Back in the 70s the discount store tents were pretty useless. They might hold up for a long weekend in a backyard but the material was weak, the stitching abominable, and the waterproofing a miserable failure. In the early 70s I got an orange pup-tent model that I literally put an elbow through. What water repellent there was was gone in ten minutes so it was drier under the pine trees and when the wind came up the center-line seam parted slightly after one of the poles bent in half. Inexperienced, and naively placing a lot of faith in a distressingly shoddy nylon basket I spent a night and a day cold and wet. Youth thrives on adversity. One of the reasons I shifted to tarps over tents was that for what a broke student could afford I could get a useless tent or a sturdy tarp.

Things changed. Good materials have been commoditized so the discount tents and the brand name tents all use similar materials. Often the exact same materials. The differences are in the care in stitching, the details, seam-sealing, and the subtitles of design and feature sets. These can be significant but the way discount stores work, specifically the no-questions-asked return policy, means that discounters are under pressure to close the quality gaps. You can quite literally use a tent for a weekend, return it a week later and get your money back. Which means the tents a discounter sells has to be both cheap enough for people to not feel upset about minor issues and high enough quality to avoid catastrophic failures which might trigger a return.

It is why it is always best to open the package and look closely at all seams. Minor stitching errors are the second most common fault. If you spot one you couldn't fix with needle and thread in a minute get another. I've done quick checks on the store floor. The most common fault is something you can't easily check, leaks. It is why seam sealing a discount tent is pretty much required. It is also why you can get a reliable tent for $40.

Even this is changing as the same stitch-sealing threads and materials the name-brands use migrate into the discount market. This is a function of these materials becoming more common and the relatively small price the materials represent in the entire package. Feature sets are quick to catch up. Design theft is rampant so new design feature show up in discount tents very rapidly.

The general quality of all equipment has improved. The $160 fleece jacket I bought in the early 80s is not a lot better than the $15 fleece jacket I bought two years ago. Granted If I spent $160 now I would get a lot of design features and niceties but the jacket has always served my needs so I'm not sure the extra $145 would be money well spent.

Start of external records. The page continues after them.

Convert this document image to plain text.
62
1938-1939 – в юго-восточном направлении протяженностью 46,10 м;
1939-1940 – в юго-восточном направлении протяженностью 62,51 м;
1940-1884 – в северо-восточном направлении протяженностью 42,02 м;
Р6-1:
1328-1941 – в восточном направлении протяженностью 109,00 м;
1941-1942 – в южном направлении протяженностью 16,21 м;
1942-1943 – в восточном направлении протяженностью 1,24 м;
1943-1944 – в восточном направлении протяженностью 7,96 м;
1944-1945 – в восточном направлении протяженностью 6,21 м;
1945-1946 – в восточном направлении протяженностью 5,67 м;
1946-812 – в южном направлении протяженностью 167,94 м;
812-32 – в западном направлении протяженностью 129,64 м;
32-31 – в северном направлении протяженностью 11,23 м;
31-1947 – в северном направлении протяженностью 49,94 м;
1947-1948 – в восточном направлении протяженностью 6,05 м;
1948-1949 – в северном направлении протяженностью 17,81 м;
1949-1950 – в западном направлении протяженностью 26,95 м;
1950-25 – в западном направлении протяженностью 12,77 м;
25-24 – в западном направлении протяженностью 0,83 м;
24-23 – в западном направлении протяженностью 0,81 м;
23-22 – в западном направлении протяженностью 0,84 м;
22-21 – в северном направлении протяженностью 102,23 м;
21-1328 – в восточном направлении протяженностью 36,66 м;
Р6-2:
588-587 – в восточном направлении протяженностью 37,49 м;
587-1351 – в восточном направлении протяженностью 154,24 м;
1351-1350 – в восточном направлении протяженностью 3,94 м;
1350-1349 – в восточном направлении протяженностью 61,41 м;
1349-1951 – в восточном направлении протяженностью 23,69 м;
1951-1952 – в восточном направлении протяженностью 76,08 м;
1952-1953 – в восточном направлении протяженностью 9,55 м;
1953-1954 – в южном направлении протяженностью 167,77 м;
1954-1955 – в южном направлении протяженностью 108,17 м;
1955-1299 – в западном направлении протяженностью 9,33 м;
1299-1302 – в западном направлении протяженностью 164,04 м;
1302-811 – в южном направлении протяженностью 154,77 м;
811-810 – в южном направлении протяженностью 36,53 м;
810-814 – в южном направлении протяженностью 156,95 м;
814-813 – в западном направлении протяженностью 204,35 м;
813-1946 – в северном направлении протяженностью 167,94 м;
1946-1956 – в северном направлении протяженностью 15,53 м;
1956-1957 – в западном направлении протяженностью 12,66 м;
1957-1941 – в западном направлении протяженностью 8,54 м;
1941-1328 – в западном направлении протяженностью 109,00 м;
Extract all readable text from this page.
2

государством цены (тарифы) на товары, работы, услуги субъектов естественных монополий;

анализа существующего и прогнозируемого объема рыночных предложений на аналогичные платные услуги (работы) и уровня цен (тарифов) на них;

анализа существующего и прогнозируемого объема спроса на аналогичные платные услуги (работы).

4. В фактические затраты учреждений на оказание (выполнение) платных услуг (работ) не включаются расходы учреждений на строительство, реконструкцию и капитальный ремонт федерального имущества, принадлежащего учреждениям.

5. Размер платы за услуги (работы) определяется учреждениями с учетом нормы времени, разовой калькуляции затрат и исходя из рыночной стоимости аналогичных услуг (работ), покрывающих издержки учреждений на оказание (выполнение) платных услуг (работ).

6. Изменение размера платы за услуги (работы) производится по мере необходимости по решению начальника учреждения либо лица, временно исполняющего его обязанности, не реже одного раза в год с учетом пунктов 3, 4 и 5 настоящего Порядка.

As long as you avoid the lowest end products a simple two-man dome tent from a discounter is about as good as the mid-priced line from producers like Jansport and Eureka in the 80s. Back then scanning the seams for faults and seam-sealing everything yourself we par for the course. The idea of products coming out of the package perfect and perfectly watertight is quite new. The difference is that the brand name units were, even then, selling in the $250 and up range while the present day discount models are $40 to $60. The difference might come down to how much you are willing to pay to avoid spending time seam-sealing your tent.

One idea might be to buy a discount model, take all the proper precautions (including keeping the receipt in a dark spot so it doesn't fade), and give it a go in the back yard or easy weekend. If it doesn't impress you return it or donate it to the scouts and get a tax deduction. Scouts can use less adequate tents for easy overnight trips, changing rooms, equipment storage, latrine covers (cut out the center of the floor), or shade in hot weather (cut out the walls but keep the rain fly in case of rain).

The call to 'use the best' and avoid cheap equipment is inherently persuasive. It is a quick and easy truism. A bit too quick and easy. It pays to be as aware of what the discount suppliers are doing, and their increasing quality and value, as to fondle and drool over the high end items. IMO half of what you pay for on the high end is a name brand and gimmicks. You can still find useless stuff on the low end but it is getting harder. You have to be careful on both ends. Price does not guarantee quality.